Хозяин закрыл за незваным гостем кривую калитку.
— Ну, прощай. Что-то ты с лица сошел. Дойдешь ли?
— Дойду. Обратно меня отвезут, когда отзвоню по мобильнику.
Вот и переулок, и угол, где стояли они с соседским озорником, улица, по которой текла рекою обреченная на гибель толпа. Мальчик из толпы показал ему свою любимую машинку. Налетела сзади Эрика, схватила за руки, потащила прочь, они едва за ней поспевали.

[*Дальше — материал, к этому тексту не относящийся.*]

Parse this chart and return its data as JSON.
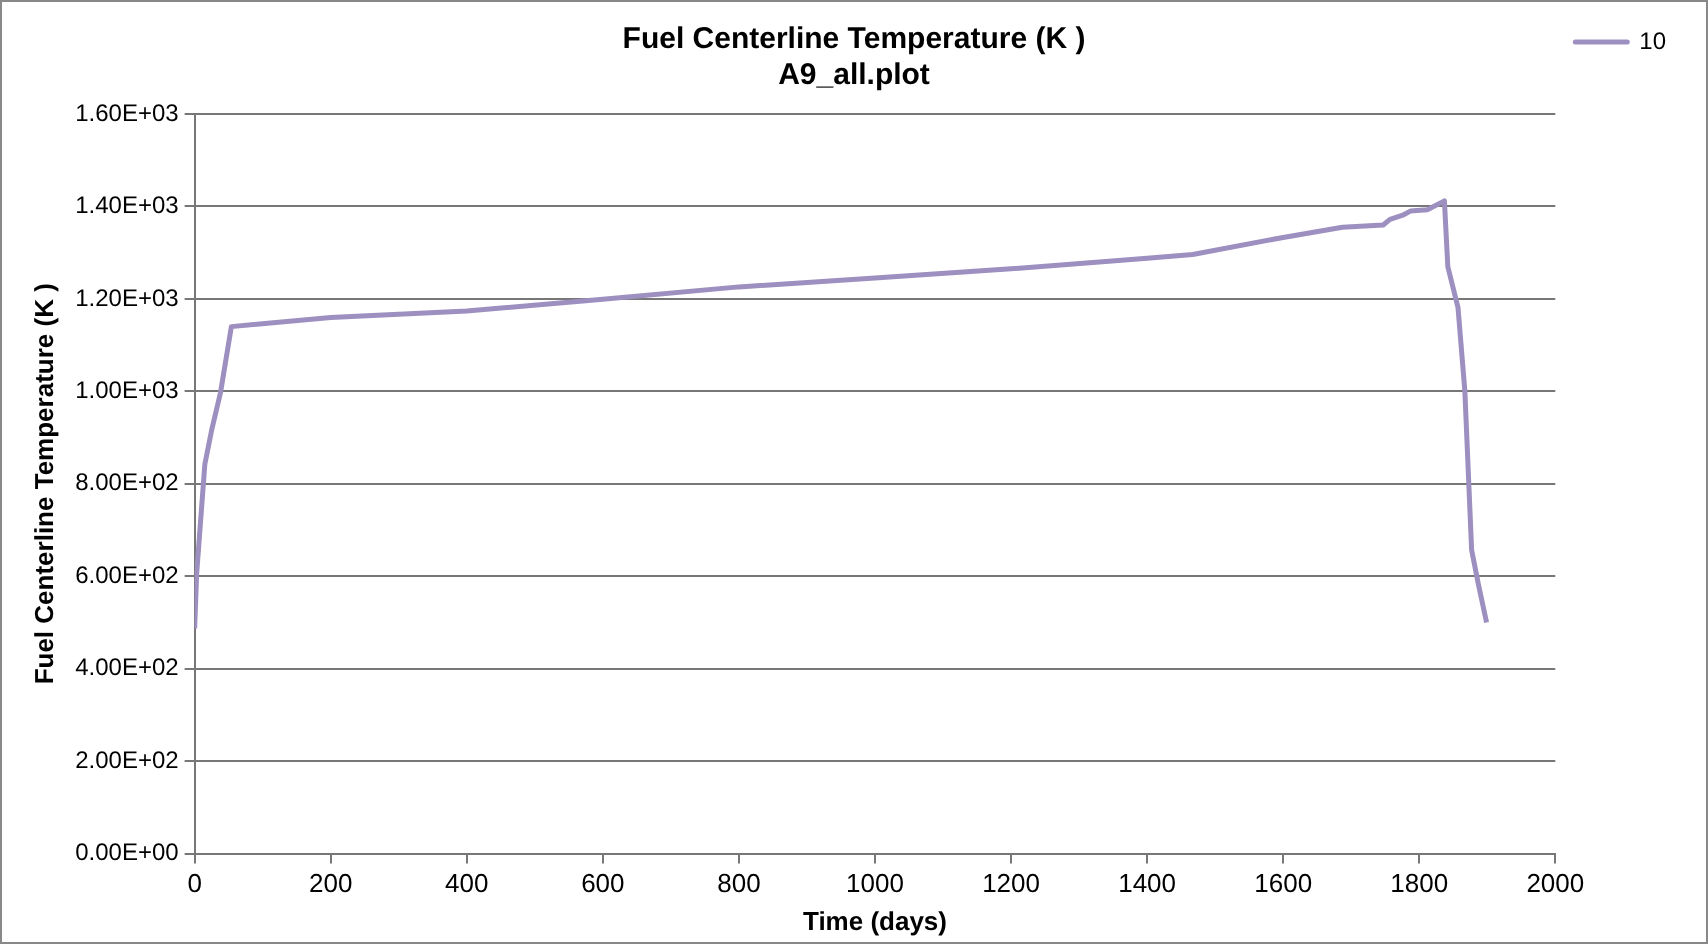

Он остановился, оглянулся. В эту минуту он уже знал, что человек, у которого ото-брали скрипку, — его отец, знал, почему он улыбался, идя на смерть: в глубину переулка убегала его тайная жена, уводившая подальше от расстрельной дороги двух мальчонок, и в младшем, маленьком, разглядел он своего сына, похожего на него четырехлетнего, да и роман с Эрикой случился пять лет назад.
Знание и понимание приходили вне порядка, склада и лада, логики, привычно-го алгоритма.

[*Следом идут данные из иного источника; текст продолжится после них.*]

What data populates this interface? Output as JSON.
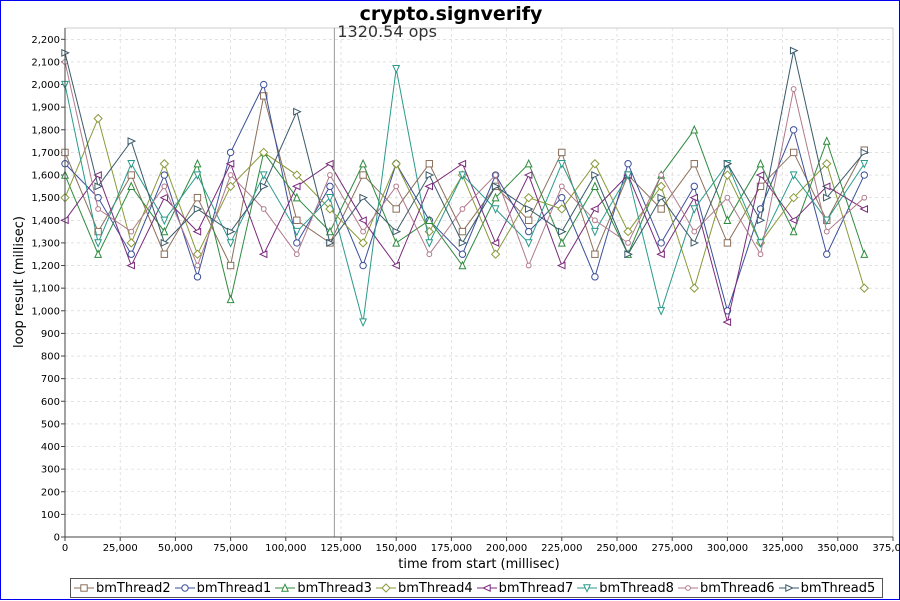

Не так уж и неправ был, думал он, приемный мой отец, которого я с юности до зрелости почитал за родного, когда взял с меня клятву, то есть слово, не пытаться узнать что-нибудь о моей предательнице-матери, никогда не искать встречи ни с ней, ни с ее родственниками. Вот я написал и напечатал книгу с воспоминаниями о маме Эрике, и что же? что происходит в моей доселе упорядоченной, правильной, складной, удачной — во всем! от лет учения, туризма, комсомольской и служебной карьеры до женитьбы и научных трудов — жизни? — я напиваюсь с отсидевшим в лагерях полицаем возле развалюхи с украденными у убитого старика часами без стрелок и тащусь по распроклятой расстрельной дороге, по которой вел мой собутыльник умирать любовника матери моей, перед смертью узнавшего, что у него есть сын.
Мало того, думал он, этот полицай видел моего отца, а я никогда. «Кстати, — тут он остановился, — а почему бы мне не пустить в ход связи (как с военным вертолетом), чтобы вызвали нынешнего хозяина часов с кукушкой (без кукушки и без стрелок) в местную милицию, составили с его слов фоторобот, был бы у меня отцовский портрет, я знал бы, как он выглядит, а по портрету, может быть, в каком-нибудь чудом уцелевшем архиве ленинградском нашлось бы личное дело, настоящее фото, имя, отчество, фамилия...»
Улице, казалось, не будет конца.
Маячащая впереди линия берез играла в линию горизонта: удалялась по мере приближения.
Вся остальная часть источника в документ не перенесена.